Evaluating Fairness in Self-supervised and Supervised Models for Sequential Data
This addresses fairness issues in human-centric applications like healthcare, where data is scarce, but it is incremental as it builds on existing SSL and fairness research.
The study investigated whether self-supervised learning (SSL) models learn less biased representations than supervised models for sequential data, finding that SSL can achieve similar performance while improving fairness by up to 27% with only a 1% performance loss.

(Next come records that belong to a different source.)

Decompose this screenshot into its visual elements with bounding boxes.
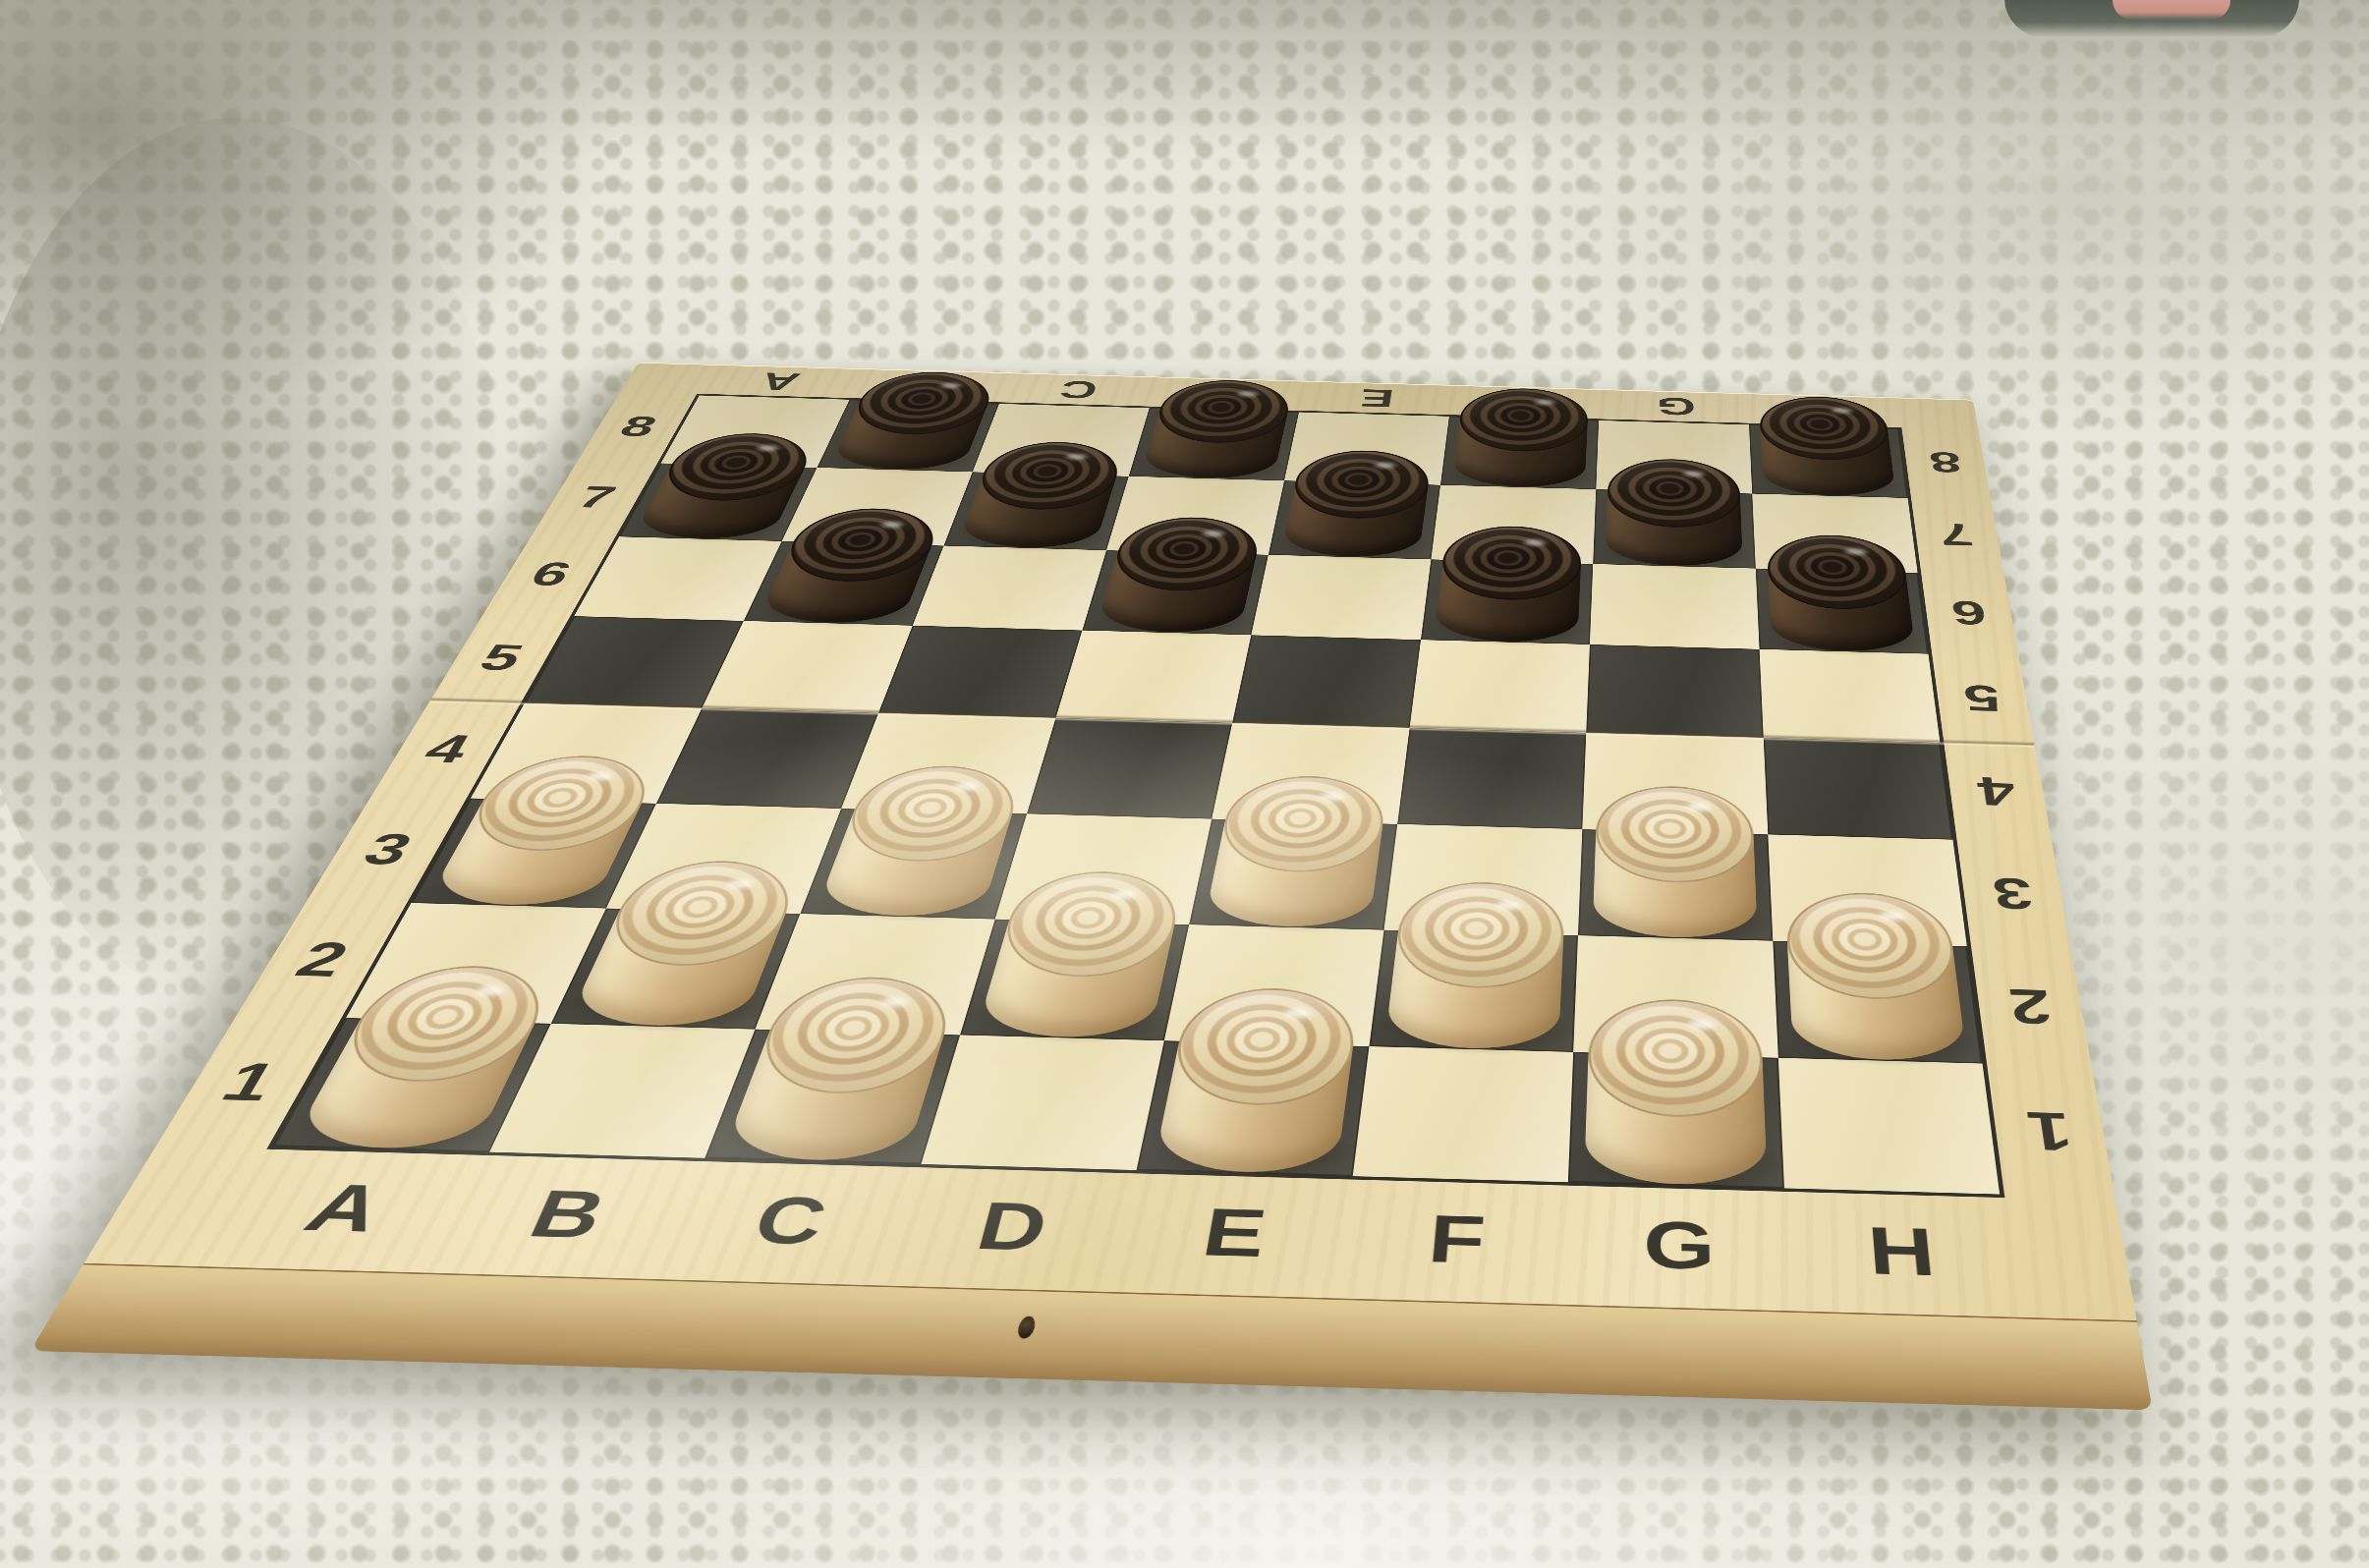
square-d5[interactable]: [1055, 631, 1251, 723]
square-f5[interactable]: [1409, 640, 1590, 733]
square-d6[interactable]: ⛂: [1082, 550, 1269, 636]
right-rank-label-6: 6: [1921, 572, 2018, 656]
right-rank-label-5: 5: [1932, 653, 2034, 745]
square-c3[interactable]: ⛀: [800, 809, 1026, 919]
hinge-hole: [1016, 1316, 1038, 1339]
black-man-g7[interactable]: ⛂: [1606, 457, 1743, 567]
photo-scene: ABCDEFGH 12345678 12345678 ABCDEFGH ⛂⛂⛂⛂…: [0, 0, 2369, 1568]
black-man-h6[interactable]: ⛂: [1766, 533, 1916, 653]
dark-object-top-right: [2004, 0, 2299, 37]
white-man-f2[interactable]: ⛀: [1384, 880, 1566, 1051]
black-man-f8[interactable]: ⛂: [1452, 387, 1589, 488]
square-g1[interactable]: ⛀: [1568, 1052, 1784, 1188]
checkers-board: ABCDEFGH 12345678 12345678 ABCDEFGH ⛂⛂⛂⛂…: [83, 363, 2137, 1323]
square-c7[interactable]: ⛂: [944, 472, 1129, 550]
bottom-file-label-h: H: [1788, 1200, 2021, 1319]
square-e3[interactable]: ⛀: [1189, 818, 1397, 929]
square-h1[interactable]: [1777, 1058, 2000, 1195]
right-rank-label-4: 4: [1944, 743, 2052, 843]
square-e6[interactable]: [1251, 555, 1431, 641]
right-rank-label-3: 3: [1957, 840, 2071, 950]
bottom-file-label-d: D: [882, 1175, 1134, 1294]
square-d1[interactable]: [921, 1036, 1164, 1170]
top-file-label-e: E: [1299, 382, 1453, 416]
square-g5[interactable]: [1586, 644, 1763, 738]
square-f4[interactable]: [1397, 728, 1587, 829]
square-h5[interactable]: [1759, 649, 1940, 743]
square-c5[interactable]: [878, 626, 1082, 718]
white-man-h2[interactable]: ⛀: [1784, 891, 1967, 1062]
square-f1[interactable]: [1352, 1046, 1573, 1182]
black-man-d8[interactable]: ⛂: [1141, 378, 1295, 479]
square-d8[interactable]: ⛂: [1128, 408, 1299, 480]
square-d4[interactable]: [1027, 718, 1232, 819]
bottom-file-label-e: E: [1110, 1181, 1352, 1300]
square-f6[interactable]: ⛂: [1421, 559, 1594, 644]
pink-object-top-right: [2113, 0, 2230, 20]
black-man-h8[interactable]: ⛂: [1758, 395, 1895, 497]
bottom-file-label-g: G: [1565, 1194, 1793, 1314]
square-h8[interactable]: ⛂: [1749, 424, 1908, 498]
white-man-e1[interactable]: ⛀: [1153, 986, 1361, 1175]
white-man-e3[interactable]: ⛀: [1204, 774, 1389, 928]
square-h6[interactable]: ⛂: [1755, 568, 1928, 653]
right-rank-label-7: 7: [1911, 497, 2004, 575]
right-rank-label-2: 2: [1971, 947, 2092, 1069]
bottom-file-label-c: C: [654, 1169, 916, 1288]
black-man-e7[interactable]: ⛂: [1280, 449, 1433, 558]
right-rank-label-8: 8: [1901, 427, 1991, 499]
square-f2[interactable]: ⛀: [1369, 929, 1578, 1052]
black-man-f6[interactable]: ⛂: [1434, 525, 1583, 644]
square-b8[interactable]: ⛂: [817, 400, 999, 473]
top-file-label-a: A: [697, 365, 861, 398]
top-file-label-g: G: [1601, 390, 1751, 423]
square-f8[interactable]: ⛂: [1440, 417, 1599, 489]
square-e5[interactable]: [1232, 635, 1420, 727]
square-c6[interactable]: [913, 545, 1106, 630]
top-file-label-c: C: [998, 373, 1157, 406]
board-scene: ABCDEFGH 12345678 12345678 ABCDEFGH ⛂⛂⛂⛂…: [31, 363, 2153, 1409]
right-rank-label-1: 1: [1987, 1066, 2115, 1201]
square-h4[interactable]: [1763, 738, 1952, 840]
board-grid: ⛂⛂⛂⛂⛂⛂⛂⛂⛂⛂⛂⛂⛀⛀⛀⛀⛀⛀⛀⛀⛀⛀⛀⛀: [266, 394, 2004, 1198]
white-man-g3[interactable]: ⛀: [1593, 784, 1758, 939]
square-g6[interactable]: [1590, 564, 1759, 649]
bottom-file-label-f: F: [1337, 1188, 1569, 1307]
square-h2[interactable]: ⛀: [1773, 940, 1983, 1063]
square-d2[interactable]: ⛀: [960, 919, 1190, 1040]
square-g3[interactable]: ⛀: [1578, 829, 1773, 940]
square-e7[interactable]: ⛂: [1269, 480, 1440, 559]
square-g7[interactable]: ⛂: [1593, 489, 1755, 568]
square-e1[interactable]: ⛀: [1137, 1040, 1369, 1176]
white-man-g1[interactable]: ⛀: [1584, 997, 1768, 1187]
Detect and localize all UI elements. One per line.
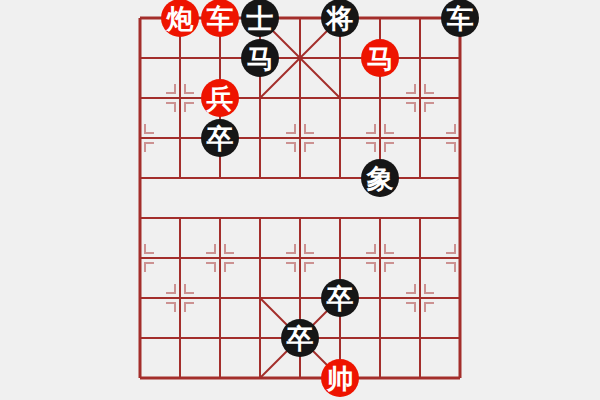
point-c4r4[interactable] <box>240 118 280 158</box>
point-c7r10[interactable] <box>360 358 400 398</box>
point-c6r3[interactable] <box>320 78 360 118</box>
point-c7r7[interactable] <box>360 238 400 278</box>
point-c9r2[interactable] <box>440 38 480 78</box>
point-c6r4[interactable] <box>320 118 360 158</box>
point-c2r5[interactable] <box>160 158 200 198</box>
point-c8r8[interactable] <box>400 278 440 318</box>
point-c2r3[interactable] <box>160 78 200 118</box>
point-c3r5[interactable] <box>200 158 240 198</box>
point-c1r4[interactable] <box>120 118 160 158</box>
point-c7r9[interactable] <box>360 318 400 358</box>
point-c7r6[interactable] <box>360 198 400 238</box>
point-c2r6[interactable] <box>160 198 200 238</box>
point-c4r2[interactable]: 马 <box>240 38 280 78</box>
point-c1r9[interactable] <box>120 318 160 358</box>
point-c6r10[interactable]: 帅 <box>320 358 360 398</box>
point-c4r9[interactable] <box>240 318 280 358</box>
board-points: 炮车士将车马马兵卒象卒卒帅 <box>120 0 480 398</box>
point-c3r8[interactable] <box>200 278 240 318</box>
point-c7r8[interactable] <box>360 278 400 318</box>
point-c4r6[interactable] <box>240 198 280 238</box>
black-horse[interactable]: 马 <box>241 39 279 77</box>
point-c9r6[interactable] <box>440 198 480 238</box>
point-c9r9[interactable] <box>440 318 480 358</box>
point-c9r5[interactable] <box>440 158 480 198</box>
black-soldier-c[interactable]: 卒 <box>281 319 319 357</box>
point-c1r6[interactable] <box>120 198 160 238</box>
point-c8r4[interactable] <box>400 118 440 158</box>
point-c9r1[interactable]: 车 <box>440 0 480 38</box>
point-c7r4[interactable] <box>360 118 400 158</box>
point-c8r10[interactable] <box>400 358 440 398</box>
point-c2r10[interactable] <box>160 358 200 398</box>
point-c1r2[interactable] <box>120 38 160 78</box>
point-c6r5[interactable] <box>320 158 360 198</box>
point-c1r7[interactable] <box>120 238 160 278</box>
point-c8r2[interactable] <box>400 38 440 78</box>
point-c2r7[interactable] <box>160 238 200 278</box>
point-c2r2[interactable] <box>160 38 200 78</box>
point-c6r2[interactable] <box>320 38 360 78</box>
point-c5r1[interactable] <box>280 0 320 38</box>
point-c1r5[interactable] <box>120 158 160 198</box>
point-c7r3[interactable] <box>360 78 400 118</box>
point-c8r5[interactable] <box>400 158 440 198</box>
point-c5r3[interactable] <box>280 78 320 118</box>
point-c6r6[interactable] <box>320 198 360 238</box>
point-c1r1[interactable] <box>120 0 160 38</box>
red-horse[interactable]: 马 <box>361 39 399 77</box>
xiangqi-board: 炮车士将车马马兵卒象卒卒帅 <box>0 0 600 400</box>
black-elephant[interactable]: 象 <box>361 159 399 197</box>
point-c3r6[interactable] <box>200 198 240 238</box>
point-c3r1[interactable]: 车 <box>200 0 240 38</box>
red-soldier[interactable]: 兵 <box>201 79 239 117</box>
point-c4r8[interactable] <box>240 278 280 318</box>
black-soldier-a[interactable]: 卒 <box>201 119 239 157</box>
red-chariot[interactable]: 车 <box>201 0 239 37</box>
black-general[interactable]: 将 <box>321 0 359 37</box>
point-c1r8[interactable] <box>120 278 160 318</box>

Self-supervised learning (SSL) has become the de facto training paradigm of large models where pre-training is followed by supervised fine-tuning using domain-specific data and labels. Hypothesizing that SSL models would learn more generic, hence less biased, representations, this study explores the impact of pre-training and fine-tuning strategies on fairness (i.e., performing equally on different demographic breakdowns). Motivated by human-centric applications on real-world timeseries data, we interpret inductive biases on the model, layer, and metric levels by systematically comparing SSL models to their supervised counterparts. Our findings demonstrate that SSL has the capacity to achieve performance on par with supervised methods while significantly enhancing fairness--exhibiting up to a 27% increase in fairness with a mere 1% loss in performance through self-supervision. Ultimately, this work underscores SSL's potential in human-centric computing, particularly high-stakes, data-scarce application domains like healthcare.